|Goodell says he is unconcerned about his popularity. (AP)|
Earlier this month, New Orleans linebacker Jonathan Vilma was suspended for the 2012 season for his role in the Saints bounty scandal. Last week, Vilma's attorney filed a defamation lawsuit against NFL commissioner Roger Goodell.
The complaint read, in part, that "Vilma seeks to recover damages for defamatory statements made by Roger Goodell, Commissioner of the National Football League. … Goodell, speaking publicly about certain Saints executives, coaches and players, in relation to purported efforts designed to injure opposing players, made public statements concerning Vilma which were false, defamatory and injurious to Vilma's professional and personal reputation."
At issue: the league hasn't released evidence showing that Saints players, coaches and front-office members were involved in the pay-for-performance allegations leveled against them in early March.
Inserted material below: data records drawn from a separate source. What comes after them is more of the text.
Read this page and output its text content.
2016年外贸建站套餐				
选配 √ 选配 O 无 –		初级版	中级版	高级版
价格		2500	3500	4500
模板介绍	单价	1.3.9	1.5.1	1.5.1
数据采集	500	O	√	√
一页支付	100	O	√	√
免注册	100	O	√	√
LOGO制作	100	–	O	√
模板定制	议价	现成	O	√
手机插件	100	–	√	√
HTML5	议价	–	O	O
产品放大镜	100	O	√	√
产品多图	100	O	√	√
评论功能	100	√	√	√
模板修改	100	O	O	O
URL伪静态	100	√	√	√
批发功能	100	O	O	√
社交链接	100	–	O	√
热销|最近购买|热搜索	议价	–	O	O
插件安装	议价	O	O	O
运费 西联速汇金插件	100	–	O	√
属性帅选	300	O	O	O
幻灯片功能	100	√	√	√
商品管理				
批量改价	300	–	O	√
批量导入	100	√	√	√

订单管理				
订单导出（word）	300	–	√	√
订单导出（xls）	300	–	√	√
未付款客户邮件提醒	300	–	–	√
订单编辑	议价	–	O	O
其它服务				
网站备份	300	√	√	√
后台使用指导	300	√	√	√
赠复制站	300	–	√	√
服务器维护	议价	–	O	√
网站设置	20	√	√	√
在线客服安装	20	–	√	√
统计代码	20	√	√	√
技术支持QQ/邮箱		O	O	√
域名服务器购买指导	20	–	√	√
As I've said before..I NEVER PAID, NOR INTENDED TO PAY ANY AMOUNT OF MONEY,TO ANY PLAYER FOR INTENTIONALLY HURTING AN OPPONENT.— Jonathan Vilma (@JonVilma51) May 17, 2012
On Tuesday at the league's spring meeting, Goodell said that the NFL plans to release to the public proof of wrongdoing by those already punished for their roles in the bounty scandal.
While the commissioner declined comment on Vilma's defamation lawsuit, he offered a "Yes, I do," in response to a question about whether he expected the evidence to be made public. Details via NFL.com's Gregg Rosenthal:
Goodell pointed out that the league released facts in March and is going through the appeals process with the NFL Players Association. He indicated that the league won't release any more information publicly until the appeals and grievance processes are finished.
Goodell added that the NFLPA "expressly told the players not to cooperate in the bounty investigation. I invited them in and they decided not to do that," he said.
As the appeals and grievance process plays out, Goodell remains the target of criticism for players.
"You don't worry about a popularity contest," he said. "You can't. You can't make everyone happy on this."
Lessening the pain for the commissioner? Pulling down $20 million a year. And if all that money doesn't fill the void, there's always the draft (cue "Dust in the Wind").